楊廣沉吟半晌,又問道:「蕭鉉在時文身邊多久了?」
楊廣知道楊集和蕭瑀是什麼貨色,蕭鉉這個比較聰明的蕭氏子弟在叔父、姑父眼皮底下,不可能安逸得了,因為楊雄的兒子楊師道就是最好的例子,如果他在涼州那邊的時間久了,想必是磨平了一些稜角。
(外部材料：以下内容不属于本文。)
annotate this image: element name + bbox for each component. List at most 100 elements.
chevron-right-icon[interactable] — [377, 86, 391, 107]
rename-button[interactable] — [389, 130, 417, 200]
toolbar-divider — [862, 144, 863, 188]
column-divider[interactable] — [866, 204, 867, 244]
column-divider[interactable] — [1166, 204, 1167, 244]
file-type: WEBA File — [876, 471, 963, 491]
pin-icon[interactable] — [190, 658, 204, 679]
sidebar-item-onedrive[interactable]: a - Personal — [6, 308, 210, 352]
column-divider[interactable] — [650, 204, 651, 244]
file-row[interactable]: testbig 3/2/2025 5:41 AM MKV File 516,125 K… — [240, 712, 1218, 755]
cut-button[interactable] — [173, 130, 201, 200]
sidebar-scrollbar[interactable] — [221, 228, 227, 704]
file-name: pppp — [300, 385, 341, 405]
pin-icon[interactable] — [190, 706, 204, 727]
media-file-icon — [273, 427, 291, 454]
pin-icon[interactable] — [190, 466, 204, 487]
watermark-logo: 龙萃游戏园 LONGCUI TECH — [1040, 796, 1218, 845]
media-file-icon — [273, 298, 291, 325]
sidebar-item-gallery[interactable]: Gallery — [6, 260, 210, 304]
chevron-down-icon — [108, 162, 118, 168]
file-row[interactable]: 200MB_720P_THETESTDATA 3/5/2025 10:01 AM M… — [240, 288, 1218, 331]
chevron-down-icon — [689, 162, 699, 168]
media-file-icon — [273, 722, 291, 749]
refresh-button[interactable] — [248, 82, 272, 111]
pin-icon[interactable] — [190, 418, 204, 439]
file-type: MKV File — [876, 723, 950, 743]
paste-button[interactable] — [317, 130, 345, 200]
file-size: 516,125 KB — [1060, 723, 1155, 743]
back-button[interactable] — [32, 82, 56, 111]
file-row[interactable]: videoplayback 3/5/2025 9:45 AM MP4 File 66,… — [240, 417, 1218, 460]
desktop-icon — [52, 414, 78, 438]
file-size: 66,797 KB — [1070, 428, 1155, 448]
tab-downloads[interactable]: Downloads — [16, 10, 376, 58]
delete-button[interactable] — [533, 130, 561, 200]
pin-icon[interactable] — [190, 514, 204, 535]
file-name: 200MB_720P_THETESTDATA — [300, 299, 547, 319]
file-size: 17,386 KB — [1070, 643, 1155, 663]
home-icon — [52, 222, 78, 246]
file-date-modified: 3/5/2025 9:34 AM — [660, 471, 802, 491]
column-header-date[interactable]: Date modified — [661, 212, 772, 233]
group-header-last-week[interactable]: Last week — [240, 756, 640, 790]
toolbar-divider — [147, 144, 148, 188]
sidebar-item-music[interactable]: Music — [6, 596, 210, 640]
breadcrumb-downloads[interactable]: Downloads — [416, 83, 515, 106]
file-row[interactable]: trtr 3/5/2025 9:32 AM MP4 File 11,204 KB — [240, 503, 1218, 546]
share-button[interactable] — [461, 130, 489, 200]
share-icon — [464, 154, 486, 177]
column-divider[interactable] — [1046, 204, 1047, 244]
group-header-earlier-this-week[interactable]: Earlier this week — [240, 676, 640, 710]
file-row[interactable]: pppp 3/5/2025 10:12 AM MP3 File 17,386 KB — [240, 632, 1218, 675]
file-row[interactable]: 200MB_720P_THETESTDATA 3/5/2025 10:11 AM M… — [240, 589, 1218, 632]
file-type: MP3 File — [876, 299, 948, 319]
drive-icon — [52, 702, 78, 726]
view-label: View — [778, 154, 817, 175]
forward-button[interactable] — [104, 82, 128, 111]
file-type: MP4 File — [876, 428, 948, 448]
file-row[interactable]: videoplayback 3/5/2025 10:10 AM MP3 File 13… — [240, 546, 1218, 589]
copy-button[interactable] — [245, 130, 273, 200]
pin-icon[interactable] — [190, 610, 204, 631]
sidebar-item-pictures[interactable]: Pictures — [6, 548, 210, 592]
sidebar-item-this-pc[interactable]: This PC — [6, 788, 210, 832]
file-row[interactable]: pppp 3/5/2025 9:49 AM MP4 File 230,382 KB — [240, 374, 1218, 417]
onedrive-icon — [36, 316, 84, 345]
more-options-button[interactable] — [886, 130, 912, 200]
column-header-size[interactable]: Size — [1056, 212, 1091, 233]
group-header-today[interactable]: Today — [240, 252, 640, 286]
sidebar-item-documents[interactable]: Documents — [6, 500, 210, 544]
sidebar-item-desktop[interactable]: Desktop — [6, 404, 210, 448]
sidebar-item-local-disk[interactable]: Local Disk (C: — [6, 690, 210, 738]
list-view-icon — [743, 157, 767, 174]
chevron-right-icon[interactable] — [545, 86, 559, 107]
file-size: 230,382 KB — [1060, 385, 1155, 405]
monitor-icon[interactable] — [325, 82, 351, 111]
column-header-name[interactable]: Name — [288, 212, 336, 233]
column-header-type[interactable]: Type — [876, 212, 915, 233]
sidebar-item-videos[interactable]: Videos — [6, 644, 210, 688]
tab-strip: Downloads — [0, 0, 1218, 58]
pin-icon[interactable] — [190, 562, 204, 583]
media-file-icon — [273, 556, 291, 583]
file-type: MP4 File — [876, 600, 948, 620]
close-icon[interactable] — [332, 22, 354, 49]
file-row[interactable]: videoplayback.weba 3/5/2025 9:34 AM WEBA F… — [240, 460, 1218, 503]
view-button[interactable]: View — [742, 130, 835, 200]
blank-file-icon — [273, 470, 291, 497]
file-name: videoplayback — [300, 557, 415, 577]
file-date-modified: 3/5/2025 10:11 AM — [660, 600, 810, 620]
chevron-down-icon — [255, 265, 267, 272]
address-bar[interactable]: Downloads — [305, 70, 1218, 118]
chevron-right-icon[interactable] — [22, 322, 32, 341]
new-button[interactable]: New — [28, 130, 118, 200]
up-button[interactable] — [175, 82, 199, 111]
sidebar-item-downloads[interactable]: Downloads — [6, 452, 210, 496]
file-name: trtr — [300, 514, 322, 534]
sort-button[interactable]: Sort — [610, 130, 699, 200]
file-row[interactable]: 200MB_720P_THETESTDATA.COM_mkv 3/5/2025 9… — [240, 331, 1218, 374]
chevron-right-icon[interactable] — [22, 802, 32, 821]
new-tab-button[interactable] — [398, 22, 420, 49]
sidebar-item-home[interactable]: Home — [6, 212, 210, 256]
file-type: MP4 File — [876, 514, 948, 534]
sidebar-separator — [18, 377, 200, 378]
蕭琮想了想,便拱手道:「仁壽三年,先帝任命衛王為涼州總管、任命時文為涼州法曹,弦兒便跟著過去了。」
「這樣啊!」楊廣想了想,又問道:「他當過官沒有?」
蕭琮答道:「未曾!」
楊廣聞言,便對蕭弦失去了興致,問道:「蕭氏,可有擔得起重任的後輩?」
蕭琮想了想,說道:「族侄蕭懷靜,比較不錯。」
楊廣說道:「那就讓他當太子友。」
「喏!」蕭琮應喏。
楊廣看了楊昭一眼,吩咐道:「世明,關中治安交給你了。恭仁、蕭懷靜將是你將軍和幕僚,剿匪的軍隊就是你的東宮十率,若是遇到不懂之處,可致信你衛王叔,他是這方面的行家。」
「你想好怎麼做之後,給我一份奏疏,我會給授予你越境剿匪權力。」
「孩兒領命。」楊昭肅然應命,說道:「孩兒定不讓父親失望。」
楊廣點了點頭,默然片刻,又向二相說道:「你們明天協同兵部,一同將各個軍府主將的名單羅列出來,自車騎將軍以上,盡皆列出,我想知道他們的履歷年齡、功績等等基本情況。」
「遵聖人之命。」楊昭、楊雄、蕭琮見楊廣沒有其他吩咐,就躬身告辭而去。
楊廣又批了幾份奏疏,肚子忽然咕咕咕的叫了起來,他看了看沙漏,深感納悶:按照往日,蕭皇后早就派人來通知他去吃飯了,可今天卻遲遲沒有派人來,他懷疑蕭皇后把他給忘記了。於是向侍立在下首楊安問道:「長秋監,皇后派人來了麼?」
長秋監楊安已是頭髮灰白,他手拿拂塵,身軀筆直侍立,他聞言想了想,便說道:「聖人,皇后未曾派人通知,要不我去問問?」
「不必了!」楊廣餓得不行了,他起身道:「我自己回去即可。」